5 myths about Online Grocery Shopping you must Know:

  1. Only millennials get their groceries online

A large number of people believe that online shopping is just for tech-savvy millennials and young people in general. A study done in 2018 to understand the demographics of the people who use online grocery shopping, it was revealed that Generation X consumers made twenty percent more purchases than their younger counterparts”.

Ordering groceries online is not rocket science, with an easy to use interface and a few built-in tutorials anybody can learn online shopping. Also language is no longer the barrier. Most mainstream apps have different languages to choose from - regional & global.

2. Not for rural areas

It is true that rural India makes up for a small percentage of online grocery sales, but this number is gradually rising. Thanks to Digital India, access to the internet has become much cheaper and it has penetrated to rural India as well.

But for online grocery shopping to become the norm even in rural areas, there needs to be a lot of support from the government of India in terms of infrastructure and other incentives for the merchants and businesses.

3. Safer to purchase goods in a physical store

People assume that there is more accountability when the business interaction is physical, which is not entirely true. Firstly most SMEs operating in India have no concrete terms and conditions or return policy, so when it comes to returning a defective product, the consumers are at the mercy of the store owners. But with online grocery shopping, there is more accountability, transparency and relaxed policies with respect to exchange and returns.

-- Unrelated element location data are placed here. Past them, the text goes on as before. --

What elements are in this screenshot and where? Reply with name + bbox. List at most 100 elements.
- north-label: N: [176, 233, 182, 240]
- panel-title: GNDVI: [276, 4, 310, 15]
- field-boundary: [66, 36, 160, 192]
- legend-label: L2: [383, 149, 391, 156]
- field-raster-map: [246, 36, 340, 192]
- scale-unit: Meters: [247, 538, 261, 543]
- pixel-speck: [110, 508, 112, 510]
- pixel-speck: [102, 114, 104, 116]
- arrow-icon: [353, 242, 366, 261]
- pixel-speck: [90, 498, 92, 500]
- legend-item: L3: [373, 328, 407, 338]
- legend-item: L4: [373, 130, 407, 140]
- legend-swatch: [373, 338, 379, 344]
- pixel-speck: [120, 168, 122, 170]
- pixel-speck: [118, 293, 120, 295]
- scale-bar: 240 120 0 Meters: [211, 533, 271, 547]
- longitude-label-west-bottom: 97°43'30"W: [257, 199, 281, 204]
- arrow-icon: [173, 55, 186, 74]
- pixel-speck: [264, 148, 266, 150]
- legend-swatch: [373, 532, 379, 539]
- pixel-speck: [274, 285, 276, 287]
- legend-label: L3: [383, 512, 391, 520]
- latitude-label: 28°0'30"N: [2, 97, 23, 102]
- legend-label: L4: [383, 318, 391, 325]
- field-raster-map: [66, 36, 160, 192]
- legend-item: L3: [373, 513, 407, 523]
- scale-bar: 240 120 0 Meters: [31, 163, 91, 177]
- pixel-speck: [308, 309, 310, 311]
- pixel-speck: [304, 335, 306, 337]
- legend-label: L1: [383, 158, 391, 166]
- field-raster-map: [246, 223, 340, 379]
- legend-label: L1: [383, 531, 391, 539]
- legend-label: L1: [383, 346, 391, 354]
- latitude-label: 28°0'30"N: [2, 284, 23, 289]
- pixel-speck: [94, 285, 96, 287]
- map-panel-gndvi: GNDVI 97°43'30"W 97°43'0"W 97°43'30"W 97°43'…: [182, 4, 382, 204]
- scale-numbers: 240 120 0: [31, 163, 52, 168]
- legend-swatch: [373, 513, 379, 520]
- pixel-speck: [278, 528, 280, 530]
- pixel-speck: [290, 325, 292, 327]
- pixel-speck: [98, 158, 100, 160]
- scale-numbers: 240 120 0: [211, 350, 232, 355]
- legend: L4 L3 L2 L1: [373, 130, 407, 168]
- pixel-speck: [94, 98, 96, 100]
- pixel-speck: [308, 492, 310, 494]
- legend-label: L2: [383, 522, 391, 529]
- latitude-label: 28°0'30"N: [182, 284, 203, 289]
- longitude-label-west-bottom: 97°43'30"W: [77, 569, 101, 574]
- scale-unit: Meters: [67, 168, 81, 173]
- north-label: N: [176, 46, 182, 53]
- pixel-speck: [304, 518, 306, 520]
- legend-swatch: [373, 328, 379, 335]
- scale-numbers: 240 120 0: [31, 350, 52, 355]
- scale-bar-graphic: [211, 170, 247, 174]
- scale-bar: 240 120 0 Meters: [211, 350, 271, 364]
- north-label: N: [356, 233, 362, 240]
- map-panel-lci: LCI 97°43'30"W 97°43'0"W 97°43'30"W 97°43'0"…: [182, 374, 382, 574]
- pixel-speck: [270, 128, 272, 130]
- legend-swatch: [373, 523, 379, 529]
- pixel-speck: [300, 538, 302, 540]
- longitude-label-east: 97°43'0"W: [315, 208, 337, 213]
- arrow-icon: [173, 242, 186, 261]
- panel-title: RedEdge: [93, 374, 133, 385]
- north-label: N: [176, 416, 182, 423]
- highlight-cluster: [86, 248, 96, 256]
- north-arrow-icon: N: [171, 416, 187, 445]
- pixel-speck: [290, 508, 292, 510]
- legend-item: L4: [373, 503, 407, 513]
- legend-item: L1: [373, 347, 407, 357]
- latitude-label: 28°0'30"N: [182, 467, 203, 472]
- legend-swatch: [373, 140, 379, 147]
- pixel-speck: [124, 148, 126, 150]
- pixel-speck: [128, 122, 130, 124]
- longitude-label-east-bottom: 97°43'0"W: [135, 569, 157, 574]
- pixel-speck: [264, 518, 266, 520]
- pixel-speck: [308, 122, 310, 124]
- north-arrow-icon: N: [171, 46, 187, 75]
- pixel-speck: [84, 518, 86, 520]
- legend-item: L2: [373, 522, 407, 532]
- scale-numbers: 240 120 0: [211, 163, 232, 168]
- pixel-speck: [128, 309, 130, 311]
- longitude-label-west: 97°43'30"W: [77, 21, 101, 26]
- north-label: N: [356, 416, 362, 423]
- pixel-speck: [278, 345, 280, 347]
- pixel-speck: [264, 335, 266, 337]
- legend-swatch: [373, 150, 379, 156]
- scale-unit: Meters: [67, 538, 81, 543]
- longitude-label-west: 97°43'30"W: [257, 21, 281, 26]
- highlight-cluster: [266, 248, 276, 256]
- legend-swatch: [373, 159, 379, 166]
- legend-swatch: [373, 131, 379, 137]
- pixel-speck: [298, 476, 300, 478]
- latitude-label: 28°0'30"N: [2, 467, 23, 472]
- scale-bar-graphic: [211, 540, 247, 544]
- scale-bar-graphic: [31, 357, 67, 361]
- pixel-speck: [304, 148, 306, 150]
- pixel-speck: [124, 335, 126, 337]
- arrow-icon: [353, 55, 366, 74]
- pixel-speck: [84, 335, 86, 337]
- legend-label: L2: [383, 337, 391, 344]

People who love to handpick fruits and vegetables get to think that online grocery shopping lacks quality deliverables. In reality, most 0nline vendors have dedicated employees for quality checks of the goods they get. Besides, in recent times, the online stores are also carefully packing the orders as per the Covid-19 safety guidelines.

4. E-commerce destroys in-store sales

As customers get better access to the internet, we will see a change in the way people shop grocery, which will inevitably lead to an omni-channel experience. A lot of upcoming hyperlocal services like OTPxpress, are actually helping in promoting the smaller local grocery stores.

Phygitalization and omni-channel approach is the way to go for SMEs in India to keep up with the evolving customer demands in India. A shift in the market should not be viewed as a destruction of a sector, it should be viewed as what it is, a change.

5. People do not buy fresh food

This is the most common argument from traditional grocery retailers and customers who prefer to go to stores, as to why they feel online grocery is a fad that won’t sustain. The idea that customers are reluctant to buy fresh food online as they want to touch, feel and select their purchases is increasingly becoming archaic as customers are more comfortable with this job taken care of by the stores themselves.

Need of online grocery shopping apps :

Developing an app for a company is a great way to interact with consumers in a whole different way. It can improve your current advertising campaigns, social networking sites, or traditional marketing.

When opposed to a phone app, people rely on an app at a far greater rate at every sales funnel stage. People spent 18 times more frequently on the applications.

On the other hand, many big corporations may be put off from developing an app because they believe it will require a notable investment of time and money.


Retailers should stop holding onto their orthodox beliefs and myths about grocery shopping, this applies to the customers as well. This shift to a more convenient and contactless way of shopping is the need of the hour.

The Indian government also has a role to play for this to become the norm throughout the country, by providing better digital infrastructure for both the customers and the retailers.